Patients may report increased pain associated with vomiting.
They may become hypotensive and tachycardic, with loose
bloody stool.
Investigations
Plain radiograph- may show stripes of Air- Pneumatosis
intestinalis in late stages
CT Scan Abdomen& CT
Angiography-Investigation if Choice
NOMI is characterized by alternating dilation
and narrowing of the intestinal branches ( “string of sausages” sign), due to spasm
of the mesenteric vessels.
MR Angiogram has a sensitivity of 100% and a
specificity of 91%. It is particularly effective for evaluating Mesenteric Vein
Thrombosis.
Treatment
• I/v Fluids
• Oxygen
Inhalation maintain a saturation 96-99%
• Vasodilators –
Papaverine -infused
through the angiography catheter
Dose 30-60 mg/h and
adjust the dose for clinical response.
Continue this for
at least 24 hours.
If the catheter
slips into the aorta, significant hypotension can occur.

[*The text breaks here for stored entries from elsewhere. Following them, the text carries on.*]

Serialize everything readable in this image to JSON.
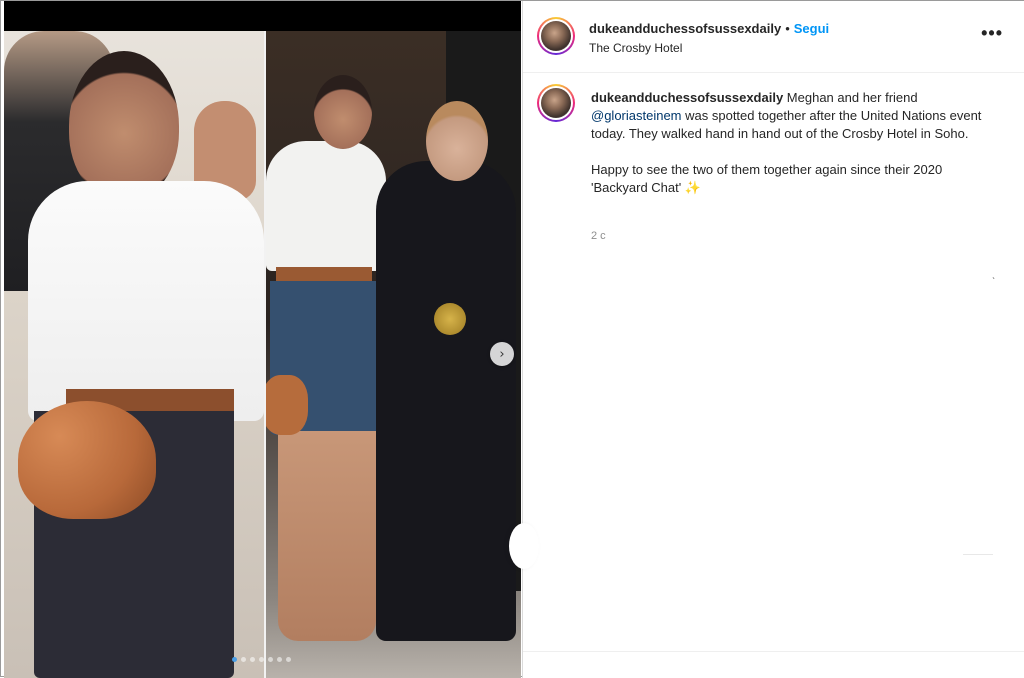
{
  "post": {
    "username": "dukeandduchessofsussexdaily",
    "follow_label": "Segui",
    "separator": "•",
    "location": "The Crosby Hotel",
    "more_label": "•••",
    "caption": {
      "author": "dukeandduchessofsussexdaily",
      "text_before_mention": " Meghan and her friend ",
      "mention": "@gloriasteinem",
      "text_after_mention": " was spotted together after the United Nations event today. They walked hand in hand out of the Crosby Hotel in Soho.",
      "paragraph_2": "Happy to see the two of them together again since their 2020 'Backyard Chat' ✨"
    },
    "timestamp": "2 с",
    "next_icon": "›"
  },
  "carousel": {
    "total": 7,
    "active_index": 0
  },
  "colors": {
    "follow": "#0095f6",
    "mention": "#00376b",
    "dot_active": "#4a9fe8"
  }
}
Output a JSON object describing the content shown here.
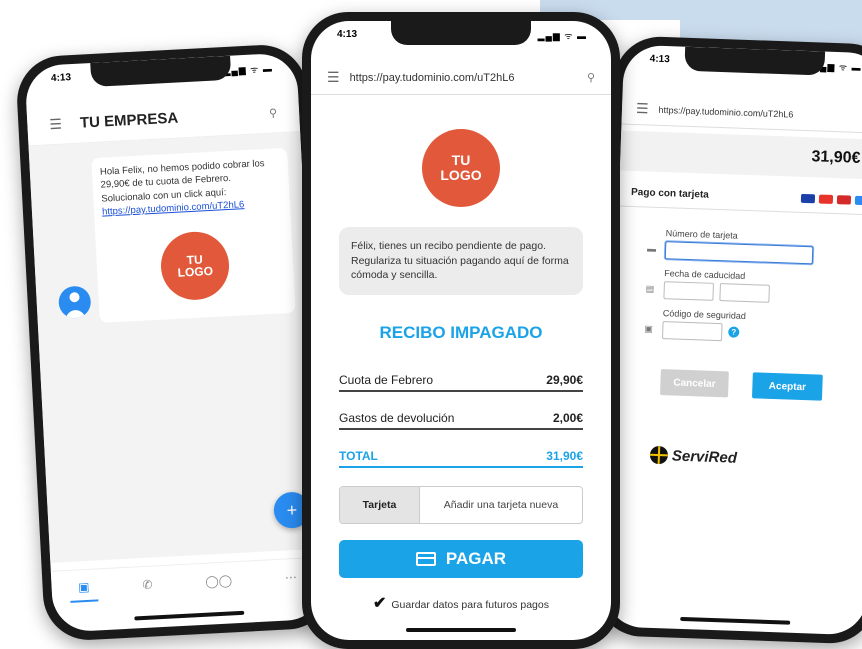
{
  "phone1": {
    "status_time": "4:13",
    "status_icons": "▂▄▆ ᯤ ▬",
    "header_title": "TU EMPRESA",
    "sms_text": "Hola Felix, no hemos podido cobrar los 29,90€ de tu cuota de Febrero. Solucionalo con un click aquí:",
    "sms_link": "https://pay.tudominio.com/uT2hL6",
    "logo_text": "TU LOGO",
    "fab_label": "+"
  },
  "phone2": {
    "status_time": "4:13",
    "status_icons": "▂▄▆ ᯤ ▬",
    "url": "https://pay.tudominio.com/uT2hL6",
    "logo_text": "TU LOGO",
    "message": "Félix, tienes un recibo pendiente de pago. Regulariza tu situación pagando aquí de forma cómoda y sencilla.",
    "recibo_title": "RECIBO IMPAGADO",
    "items": [
      {
        "label": "Cuota de Febrero",
        "amount": "29,90€"
      },
      {
        "label": "Gastos de devolución",
        "amount": "2,00€"
      }
    ],
    "total_label": "TOTAL",
    "total_amount": "31,90€",
    "card_tab": "Tarjeta",
    "add_card": "Añadir una tarjeta nueva",
    "pay_button": "PAGAR",
    "save_check": "✔",
    "save_text": "Guardar datos para futuros pagos"
  },
  "phone3": {
    "status_time": "4:13",
    "status_icons": "▂▄▆ ᯤ ▬",
    "url": "https://pay.tudominio.com/uT2hL6",
    "total": "31,90€",
    "pago_title": "Pago con tarjeta",
    "card_number_label": "Número de tarjeta",
    "expiry_label": "Fecha de caducidad",
    "security_label": "Código de seguridad",
    "help": "?",
    "cancel_button": "Cancelar",
    "accept_button": "Aceptar",
    "brand": "ServiRed",
    "colors": {
      "visa": "#1a3fa8",
      "mastercard": "#e8332a",
      "maestro": "#d42a2a",
      "amex": "#2a8cf0"
    }
  }
}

• Broad-spectrum antibiotics and pain medications
Resection of gangrenous bowel and Anastomosis.
Resection of gangrenous bowel and Anastomosis.
Driven Home Messages
High degree of
Suspicion is required for the diagnosis of NOMI
CT Angiogram is the
Investigation of choice
Early Diagnosis and
Resuscitation can decrease the morbidity and mortality.